This year has not had many good news to offer. But a special delivery from Space has been the perfect Christmas gift for the astronomers and astrobiologists trying to understand the origins of life on Earth. These scientists, from Japan, have been able to retrieve a small sample of dust from an asteroid that is millions of kilometers away from Earth. About a week ago, the Japanese spacecraft, Hayabusa-2, dropped off a small part of the asteroid Ryugu (Dragon Palace in Japanese) in Australia.
Can you guess the weight of the sample that was collected from the asteroid and will be studied by scientists all over the world? 0.1grams! Yes, you read it right – the sample is equal to the weight of a few grains of sugar! The question is how such a small speck of dust would decode the puzzle of origin of life on Earth. After all, asteroids are also pieces of rock, dust and minerals that are orbiting stars. So, what happened on Earth millions of years ago that led to life on our piece of rock and not on our neighboring rocks?
Ryugu is special because it contains the element Carbon that is an essential building block of life known on Earth. Interestingly, Ryugu, is part of a much bigger asteroid that scientists believe was formed during the formation of our solar system.

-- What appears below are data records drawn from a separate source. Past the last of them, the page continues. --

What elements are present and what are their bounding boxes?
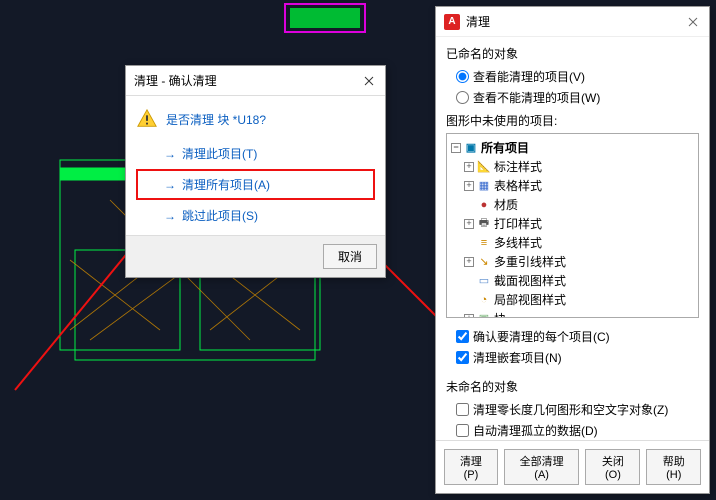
option-purge-this[interactable]: →清理此项目(T)	[136, 138, 375, 169]
option-purge-all[interactable]: →清理所有项目(A)	[136, 169, 375, 200]
unnamed-section: 未命名的对象	[446, 378, 699, 395]
tree-view[interactable]: −▣所有项目 +📐标注样式+▦表格样式●材质+🖶打印样式≡多线样式+↘多重引线样…	[446, 133, 699, 318]
radio-view-nonpurgeable[interactable]: 查看不能清理的项目(W)	[446, 87, 699, 108]
purge-all-button[interactable]: 全部清理(A)	[504, 449, 579, 485]
app-logo-icon: A	[444, 14, 460, 30]
purge-dialog: A 清理 已命名的对象 查看能清理的项目(V) 查看不能清理的项目(W) 图形中…	[435, 6, 710, 494]
close-icon[interactable]	[361, 73, 377, 89]
tree-item[interactable]: ●材质	[451, 195, 694, 214]
tree-item[interactable]: +🖶打印样式	[451, 214, 694, 233]
tree-item[interactable]: +📐标注样式	[451, 157, 694, 176]
help-button[interactable]: 帮助(H)	[646, 449, 701, 485]
radio-view-purgeable[interactable]: 查看能清理的项目(V)	[446, 66, 699, 87]
warning-icon	[136, 108, 158, 130]
tree-item[interactable]: +↘多重引线样式	[451, 252, 694, 271]
tree-item[interactable]: ◔局部视图样式	[451, 290, 694, 309]
tree-item[interactable]: ≡多线样式	[451, 233, 694, 252]
option-skip[interactable]: →跳过此项目(S)	[136, 200, 375, 231]
purge-title: 清理	[466, 13, 685, 30]
tree-item[interactable]: +▣块	[451, 309, 694, 318]
tree-label: 图形中未使用的项目:	[446, 112, 699, 129]
chk-confirm-each[interactable]: 确认要清理的每个项目(C)	[446, 326, 699, 347]
chk-zero-length[interactable]: 清理零长度几何图形和空文字对象(Z)	[446, 399, 699, 420]
tree-item[interactable]: +▦表格样式	[451, 176, 694, 195]
chk-orphan-data[interactable]: 自动清理孤立的数据(D)	[446, 420, 699, 440]
cancel-button[interactable]: 取消	[323, 244, 377, 269]
tree-item[interactable]: ▭截面视图样式	[451, 271, 694, 290]
tree-root[interactable]: −▣所有项目	[451, 138, 694, 157]
confirm-question: 是否清理 块 *U18?	[166, 111, 266, 128]
confirm-title: 清理 - 确认清理	[134, 72, 217, 89]
named-section: 已命名的对象	[446, 45, 699, 62]
close-icon[interactable]	[685, 14, 701, 30]
purge-button[interactable]: 清理(P)	[444, 449, 498, 485]
confirm-dialog: 清理 - 确认清理 是否清理 块 *U18? →清理此项目(T) →清理所有项目…	[125, 65, 386, 278]
chk-nested[interactable]: 清理嵌套项目(N)	[446, 347, 699, 368]
close-button[interactable]: 关闭(O)	[585, 449, 640, 485]
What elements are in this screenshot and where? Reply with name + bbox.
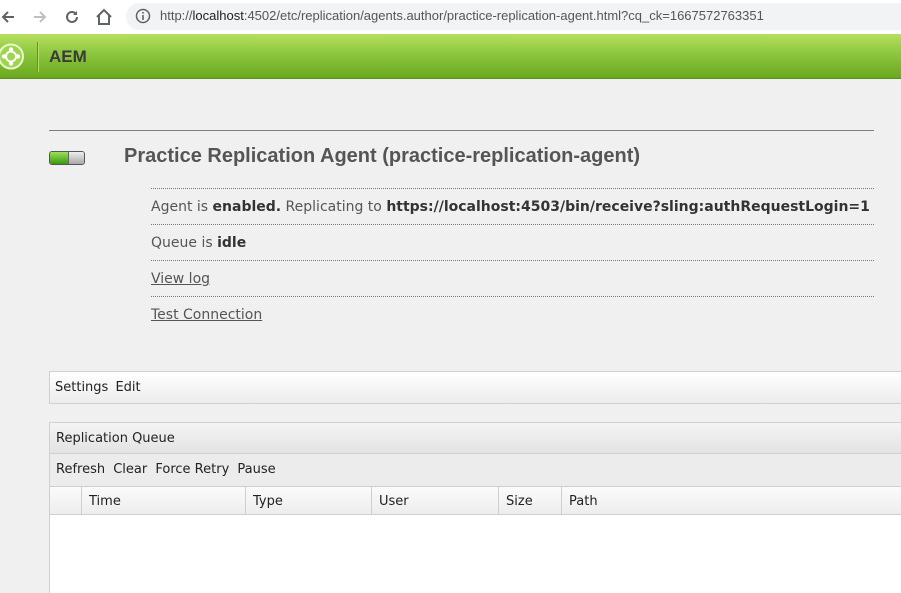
status-label: Agent is [151,199,213,215]
agent-status-row: Agent is enabled. Replicating to https:/… [151,188,874,224]
reload-icon[interactable] [60,5,84,29]
header-divider [37,42,38,72]
pause-button[interactable]: Pause [237,462,275,477]
refresh-button[interactable]: Refresh [56,462,105,477]
aem-header: AEM [0,34,901,79]
queue-label: Queue is [151,235,218,251]
queue-grid-header: Time Type User Size Path [49,486,901,515]
browser-toolbar: http://localhost:4502/etc/replication/ag… [0,0,901,34]
replication-queue-header: Replication Queue [49,422,901,454]
edit-button[interactable]: Edit [115,380,140,395]
queue-toolbar: Refresh Clear Force Retry Pause [49,454,901,486]
url-text[interactable]: http://localhost:4502/etc/replication/ag… [160,8,764,23]
column-header-type[interactable]: Type [246,487,372,514]
queue-value: idle [217,235,247,251]
column-header-select[interactable] [50,487,82,514]
page-title: Practice Replication Agent (practice-rep… [124,145,641,167]
back-arrow-icon[interactable] [0,5,20,29]
home-icon[interactable] [92,5,116,29]
forward-arrow-icon[interactable] [28,5,52,29]
toggle-knob [68,152,84,164]
agent-enabled-toggle[interactable] [49,151,85,165]
settings-toolbar: Settings Edit [49,371,901,404]
column-header-size[interactable]: Size [499,487,562,514]
column-header-user[interactable]: User [372,487,499,514]
view-log-row: View log [151,260,874,296]
queue-status-row: Queue is idle [151,224,874,260]
url-path: :4502/etc/replication/agents.author/prac… [243,8,764,23]
queue-grid-body[interactable] [49,515,901,593]
url-scheme: http:// [160,8,193,23]
test-connection-row: Test Connection [151,296,874,332]
settings-label: Settings [55,380,109,395]
address-bar[interactable]: http://localhost:4502/etc/replication/ag… [126,3,901,30]
replicating-label: Replicating to [281,199,387,215]
column-header-path[interactable]: Path [562,487,901,514]
url-host: localhost [192,8,244,23]
toggle-on-indicator [50,152,68,164]
app-title[interactable]: AEM [49,47,87,67]
column-header-time[interactable]: Time [82,487,246,514]
force-retry-button[interactable]: Force Retry [155,462,229,477]
info-icon[interactable] [135,8,151,24]
view-log-link[interactable]: View log [151,271,210,287]
clear-button[interactable]: Clear [113,462,147,477]
status-value: enabled. [212,199,282,215]
title-divider [49,130,874,131]
target-url: https://localhost:4503/bin/receive?sling… [386,199,870,215]
queue-title: Replication Queue [56,431,175,446]
aem-logo-icon[interactable] [0,43,27,70]
test-connection-link[interactable]: Test Connection [151,307,262,323]
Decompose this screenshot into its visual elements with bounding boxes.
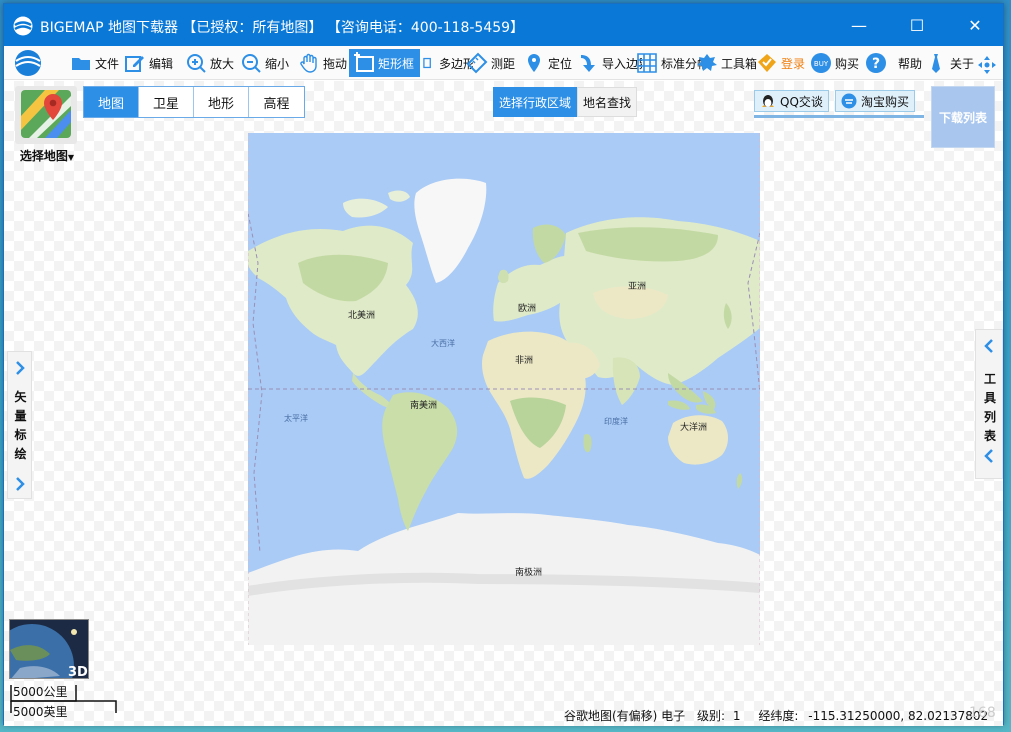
qq-penguin-icon [762, 95, 774, 107]
edit-icon [125, 56, 144, 72]
bigemap-globe-icon[interactable] [13, 49, 43, 77]
window-title: BIGEMAP 地图下载器 【已授权：所有地图】 【咨询电话：400-118-5… [40, 20, 525, 36]
toolbar-measure[interactable]: 测距 [466, 50, 515, 76]
map-scale: 5000公里 5000英里 [10, 681, 120, 721]
globe-3d-button[interactable]: 3D [9, 619, 89, 679]
globe-3d-icon: 3D [10, 620, 88, 679]
label-pacific: 太平洋 [284, 413, 308, 423]
toolbar-toolbox[interactable]: 工具箱 [696, 50, 757, 76]
dropdown-caret-icon: ▼ [67, 153, 75, 162]
map-type-elevation[interactable]: 高程 [249, 87, 304, 117]
chevron-right-icon[interactable] [12, 476, 28, 492]
download-list-button[interactable]: 下载列表 [931, 86, 995, 148]
bigemap-logo-icon [13, 16, 33, 36]
toolbar-about[interactable]: 关于 [925, 50, 974, 76]
label-asia: 亚洲 [628, 281, 646, 292]
tab-place-search[interactable]: 地名查找 [577, 87, 638, 117]
zoom-out-icon [242, 54, 261, 73]
toolbar-import-boundary[interactable]: 导入边界 [577, 50, 642, 76]
globe-3d-label: 3D [68, 665, 88, 679]
title-bar: BIGEMAP 地图下载器 【已授权：所有地图】 【咨询电话：400-118-5… [4, 4, 1003, 46]
map-type-map[interactable]: 地图 [84, 87, 139, 117]
toolbar-standard-grid[interactable]: 标准分幅 [636, 50, 705, 76]
taobao-buy-button[interactable]: 淘宝购买 [835, 90, 916, 112]
toolbar-edit[interactable]: 编辑 [124, 50, 173, 76]
grid-icon [637, 53, 657, 73]
hand-icon [300, 53, 317, 73]
polygon-icon [423, 57, 431, 69]
status-level: 1 [732, 709, 741, 723]
choose-map-label: 选择地图▼ [19, 149, 75, 163]
main-toolbar: 文件 编辑 放大 缩小 拖动 矩形框 多边形 测距 定位 导入边 标准分幅 工具… [4, 46, 1003, 80]
status-coord-label: 经纬度: [758, 709, 799, 723]
import-arrow-icon [581, 55, 595, 72]
location-pin-icon [528, 54, 540, 72]
label-africa: 非洲 [515, 354, 533, 366]
status-coords: -115.31250000, 82.02137802 [808, 709, 989, 723]
rectangle-icon [354, 52, 374, 72]
label-indian: 印度洋 [604, 416, 628, 426]
login-icon [758, 54, 776, 72]
qq-chat-button[interactable]: QQ交谈 [754, 90, 829, 112]
map-type-satellite[interactable]: 卫星 [139, 87, 194, 117]
label-oceania: 大洋洲 [680, 421, 707, 433]
minimize-button[interactable]: — [830, 4, 888, 46]
status-level-label: 级别: [697, 709, 726, 723]
scale-metric: 5000公里 [13, 685, 68, 699]
toolbar-zoom-in[interactable]: 放大 [185, 50, 234, 76]
toolbar-file[interactable]: 文件 [70, 50, 119, 76]
google-maps-icon [15, 86, 77, 144]
search-tabs: 选择行政区域 地名查找 [493, 87, 638, 117]
maximize-button[interactable]: ☐ [888, 4, 946, 46]
zoom-in-icon [187, 54, 206, 73]
taobao-icon [841, 93, 857, 109]
vector-plot-panel[interactable]: 矢量标绘 [7, 351, 32, 499]
status-bar: 谷歌地图(有偏移) 电子 级别: 1 经纬度: -115.31250000, 8… [564, 707, 996, 724]
world-map[interactable]: 北美洲 南美洲 欧洲 亚洲 非洲 大洋洲 南极洲 大西洋 太平洋 印度洋 [248, 133, 760, 645]
tie-icon [932, 54, 940, 73]
label-north-america: 北美洲 [348, 309, 375, 321]
contact-underline [754, 115, 924, 118]
scale-imperial: 5000英里 [13, 705, 68, 719]
folder-icon [72, 58, 90, 70]
toolbar-login[interactable]: 登录 [756, 50, 805, 76]
close-button[interactable]: ✕ [946, 4, 1004, 46]
tool-list-label: 工具列表 [983, 372, 996, 443]
madagascar-landmass [583, 433, 592, 453]
toolbar-rectangle[interactable]: 矩形框 [349, 49, 421, 77]
toolbox-icon [697, 54, 717, 71]
app-window: BIGEMAP 地图下载器 【已授权：所有地图】 【咨询电话：400-118-5… [3, 3, 1004, 726]
status-map-source: 谷歌地图(有偏移) 电子 [564, 709, 686, 723]
watermark-text: 168 [969, 705, 996, 721]
map-type-terrain[interactable]: 地形 [194, 87, 249, 117]
label-south-america: 南美洲 [410, 399, 437, 411]
toolbar-buy[interactable]: BUY 购买 [810, 50, 859, 76]
toolbar-help[interactable]: ? 帮助 [865, 50, 922, 76]
chevron-right-icon[interactable] [12, 360, 28, 376]
choose-map-button[interactable]: 选择地图▼ [15, 86, 79, 166]
toolbar-pan[interactable]: 拖动 [298, 50, 347, 76]
tool-list-panel[interactable]: 工具列表 [975, 329, 1003, 479]
svg-text:?: ? [872, 56, 880, 72]
help-icon: ? [866, 53, 886, 73]
toolbar-zoom-out[interactable]: 缩小 [240, 50, 289, 76]
move-arrows-icon[interactable] [977, 55, 997, 75]
map-type-selector: 地图 卫星 地形 高程 [83, 86, 305, 118]
buy-icon: BUY [811, 53, 831, 73]
vector-plot-label: 矢量标绘 [14, 390, 27, 461]
label-europe: 欧洲 [518, 302, 536, 314]
chevron-left-icon[interactable] [981, 448, 997, 464]
svg-text:BUY: BUY [814, 60, 829, 68]
label-antarctica: 南极洲 [515, 566, 542, 578]
map-area[interactable]: 选择地图▼ 地图 卫星 地形 高程 选择行政区域 地名查找 QQ交谈 淘宝购买 … [4, 81, 1003, 726]
toolbar-locate[interactable]: 定位 [523, 50, 572, 76]
tab-select-region[interactable]: 选择行政区域 [493, 87, 578, 117]
label-atlantic: 大西洋 [431, 338, 455, 348]
ruler-icon [466, 52, 488, 74]
chevron-left-icon[interactable] [981, 338, 997, 354]
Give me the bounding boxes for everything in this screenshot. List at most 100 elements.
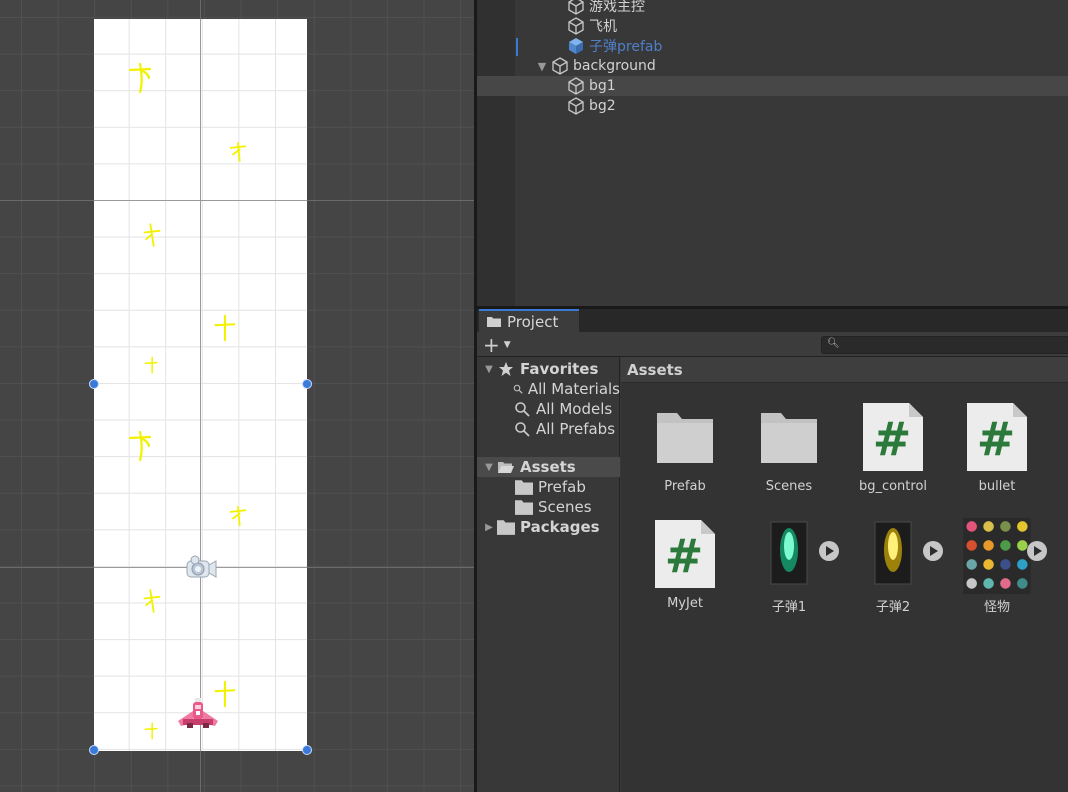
asset-item[interactable]: # bullet <box>947 401 1043 511</box>
green-bullet-sprite-icon <box>770 521 808 585</box>
tree-item-all-prefabs[interactable]: All Prefabs <box>513 419 615 439</box>
asset-item[interactable]: Prefab <box>635 401 731 511</box>
hierarchy-item[interactable]: 飞机 <box>515 16 1068 36</box>
asset-label: Scenes <box>765 479 813 494</box>
search-icon <box>513 384 523 394</box>
yellow-glyph-sprite <box>128 62 152 94</box>
gameobject-cube-icon <box>568 17 584 35</box>
search-icon: 🔍︎ <box>827 338 840 349</box>
asset-label: MyJet <box>667 596 703 611</box>
player-jet-sprite[interactable] <box>177 697 219 729</box>
hierarchy-item[interactable]: bg2 <box>515 96 1068 116</box>
svg-text:#: # <box>977 412 1016 466</box>
project-folder-tree: ▼ Favorites All Materials All Models All… <box>477 357 620 792</box>
tree-item-label: All Materials <box>527 380 620 398</box>
asset-label: bg_control <box>858 479 928 494</box>
asset-item[interactable]: 怪物 <box>947 518 1047 628</box>
tree-item-label: All Models <box>536 400 613 418</box>
tree-item-label: Favorites <box>520 360 599 378</box>
svg-text:#: # <box>873 412 912 466</box>
search-icon <box>515 422 530 437</box>
gameobject-cube-icon <box>568 97 584 115</box>
rect-handle[interactable] <box>89 379 99 389</box>
rect-handle[interactable] <box>302 745 312 755</box>
folder-icon <box>657 413 713 463</box>
play-preview-icon[interactable] <box>923 541 943 561</box>
yellow-glyph-sprite <box>143 589 161 613</box>
tree-item-assets[interactable]: ▼ Assets <box>477 457 620 477</box>
tree-item-all-models[interactable]: All Models <box>513 399 612 419</box>
chevron-down-icon: ▼ <box>503 340 511 350</box>
hierarchy-gutter <box>477 0 515 306</box>
folder-icon <box>487 317 501 327</box>
scene-view[interactable] <box>0 0 474 792</box>
svg-text:#: # <box>665 529 704 583</box>
add-asset-button[interactable]: + ▼ <box>483 333 517 357</box>
add-button-label: + <box>483 333 500 357</box>
asset-label: 怪物 <box>983 600 1010 615</box>
tree-item-label: Prefab <box>538 478 586 496</box>
gameobject-cube-icon <box>552 57 568 75</box>
search-input[interactable]: 🔍︎ <box>821 336 1068 354</box>
tree-item-label: All Prefabs <box>536 420 616 438</box>
asset-label: 子弹2 <box>875 600 911 615</box>
yellow-glyph-sprite <box>229 142 247 162</box>
asset-item[interactable]: # bg_control <box>843 401 939 511</box>
tree-item-prefab-folder[interactable]: Prefab <box>515 477 586 497</box>
tree-item-favorites[interactable]: ▼ Favorites <box>481 359 598 379</box>
tree-item-all-materials[interactable]: All Materials <box>513 379 620 399</box>
expand-arrow-icon[interactable]: ▼ <box>481 462 497 473</box>
hierarchy-item-prefab[interactable]: 子弹prefab <box>515 36 1068 56</box>
hierarchy-item-label: 子弹prefab <box>589 39 663 55</box>
yellow-glyph-sprite <box>128 430 152 462</box>
csharp-script-icon: # <box>655 520 715 588</box>
play-preview-icon[interactable] <box>1027 541 1047 561</box>
yellow-glyph-sprite <box>144 356 158 374</box>
open-folder-icon <box>498 462 514 473</box>
tab-project-label: Project <box>507 312 559 331</box>
gameobject-cube-icon <box>568 0 584 15</box>
folder-icon <box>497 520 515 535</box>
tree-item-scenes-folder[interactable]: Scenes <box>515 497 592 517</box>
yellow-glyph-sprite <box>214 314 236 342</box>
asset-item[interactable]: 子弹1 <box>739 518 839 628</box>
folder-icon <box>515 500 533 515</box>
hierarchy-item[interactable]: ▼ background <box>515 56 1068 76</box>
rect-handle[interactable] <box>302 379 312 389</box>
project-panel: Project + ▼ 🔍︎ ▼ Favorites All Materials <box>477 309 1068 792</box>
asset-label: bullet <box>978 479 1016 494</box>
hierarchy-item[interactable]: 游戏主控 <box>515 0 1068 16</box>
expand-arrow-icon[interactable]: ▶ <box>481 522 497 533</box>
folder-icon <box>515 480 533 495</box>
asset-item[interactable]: Scenes <box>739 401 835 511</box>
asset-item[interactable]: # MyJet <box>635 518 731 628</box>
monster-spritesheet-icon <box>963 518 1031 594</box>
hierarchy-item-label: bg2 <box>589 98 616 114</box>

To find traces (small amounts) of Carbon on this asteroid means that it could hold answers to the interaction of several different molecules that led to the evolution of life. For example, how were the amino acid and nucleic acid molecules formed, which are the building blocks of life as we know on Earth, and how did they end up making proteins and DNA?
Analyzing these samples is the biggest challenge of it all. The different molecules found in the speck of the asteroid are first separated and advanced molecular analysis must be performed to obtain any clues to their formation and interaction – the Sherlock Holmes way. Only difference in this case is that the scientists would be figuring out the mystery of who/what started life on Earth and the answer is not as straight-forward as “the butler did it”!